Kathryne M. Young
J.D., Stanford Law School, 2011
M.F.A., Oregon State University, 2004, Writing
B.A. Stanford University, 2001, American Studies
Kathryne M. Young is the Center’s first Dee Fellow. Her dissertation is based on her ethnographic study of Hawaiian cockfighting. She is particularly interested in participants’ conceptions of localism and local identity, and how these understandings affect the way they see their lawbreaking behavior. Additionally, Young is studying the parole hearings process for lifer inmates in California prisons.
Young received her J.D. from Stanford Law School in 2011. Her awards include Stanford’s DARE (Diversifying Academia, Recruiting Excellence) Doctoral Fellowship, the G. J. Lieberman Fellowship, the Sociology Department’s Cilker Teaching Award, and Stanford Law School’s Class Prize in both juvenile justice and wrongful convictions. Her work on rights consciousness received the Graduate Student Paper Award for the American Sociological Association’s Sociology of Law Section.

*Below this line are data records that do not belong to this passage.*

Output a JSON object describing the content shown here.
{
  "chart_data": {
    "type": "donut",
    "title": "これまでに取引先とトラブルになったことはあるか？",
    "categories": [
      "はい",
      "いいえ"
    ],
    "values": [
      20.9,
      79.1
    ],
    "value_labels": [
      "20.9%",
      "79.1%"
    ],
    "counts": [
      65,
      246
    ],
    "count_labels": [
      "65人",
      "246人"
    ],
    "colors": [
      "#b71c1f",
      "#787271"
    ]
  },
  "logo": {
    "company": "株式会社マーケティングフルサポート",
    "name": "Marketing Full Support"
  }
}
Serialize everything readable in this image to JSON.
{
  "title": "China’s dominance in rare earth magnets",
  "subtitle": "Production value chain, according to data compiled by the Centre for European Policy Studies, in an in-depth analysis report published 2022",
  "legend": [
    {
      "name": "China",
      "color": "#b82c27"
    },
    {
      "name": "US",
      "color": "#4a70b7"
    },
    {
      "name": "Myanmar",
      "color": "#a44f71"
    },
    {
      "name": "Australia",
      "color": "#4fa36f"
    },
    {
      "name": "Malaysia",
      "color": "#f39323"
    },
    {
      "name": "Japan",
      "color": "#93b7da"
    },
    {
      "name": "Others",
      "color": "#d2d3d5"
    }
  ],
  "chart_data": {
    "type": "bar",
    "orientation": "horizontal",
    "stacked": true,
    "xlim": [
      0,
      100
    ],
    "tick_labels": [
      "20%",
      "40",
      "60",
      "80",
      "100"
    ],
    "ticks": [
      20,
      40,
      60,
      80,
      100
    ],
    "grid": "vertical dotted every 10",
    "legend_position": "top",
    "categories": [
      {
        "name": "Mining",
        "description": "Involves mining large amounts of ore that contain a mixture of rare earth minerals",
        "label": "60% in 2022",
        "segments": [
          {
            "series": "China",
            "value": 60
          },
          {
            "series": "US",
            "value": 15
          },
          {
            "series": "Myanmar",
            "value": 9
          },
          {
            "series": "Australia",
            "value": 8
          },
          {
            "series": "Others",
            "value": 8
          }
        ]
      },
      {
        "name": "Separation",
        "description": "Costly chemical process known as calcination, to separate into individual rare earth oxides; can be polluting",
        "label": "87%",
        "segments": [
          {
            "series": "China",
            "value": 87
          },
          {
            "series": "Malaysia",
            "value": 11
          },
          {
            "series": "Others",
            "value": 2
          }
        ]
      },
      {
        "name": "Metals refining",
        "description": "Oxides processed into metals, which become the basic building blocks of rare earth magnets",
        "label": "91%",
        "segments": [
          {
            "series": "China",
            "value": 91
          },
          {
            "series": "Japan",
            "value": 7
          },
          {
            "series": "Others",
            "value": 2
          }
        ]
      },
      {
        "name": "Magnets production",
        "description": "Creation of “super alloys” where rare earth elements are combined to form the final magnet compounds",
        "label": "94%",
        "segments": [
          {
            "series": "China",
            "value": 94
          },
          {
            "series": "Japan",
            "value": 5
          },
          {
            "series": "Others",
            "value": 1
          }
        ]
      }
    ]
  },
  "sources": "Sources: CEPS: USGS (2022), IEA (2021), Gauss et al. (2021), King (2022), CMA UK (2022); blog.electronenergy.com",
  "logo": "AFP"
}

Young is a longtime resident of the American West, and she grew up in California’s San Joaquin Valley. She is excited to join the Center’s interdisciplinary community.
Courses
SOCIOLOGY 105D/205D: The Sociology of Criminal Procedure
SOCIOLOGY 183: Qualitative Research Methods
SOCIOLOGY 300: Graduate Teaching Workshop
Publications
"Outing Batson: How the Case of Gay and Lesbian Jurors Demonstrates the Need for Voir Dire Reform" 48 Willamette Law Review 243 (2011).
“Rights Consciousness in Criminal Procedure: A Theoretical and Empirical Inquiry,” in “Access to Justice,” Volume 12 of Sociology of Crime, Law and Deviance (2009).
“The Privatization of California Correctional Facilities: A Population-Based Approach,” 18 Stanford Law & Policy Review 438 (2007).
“Environmental Advocate,” in Beyond the Traditional Law Firm (Diane Chin & Alan Morrison, eds., 2007).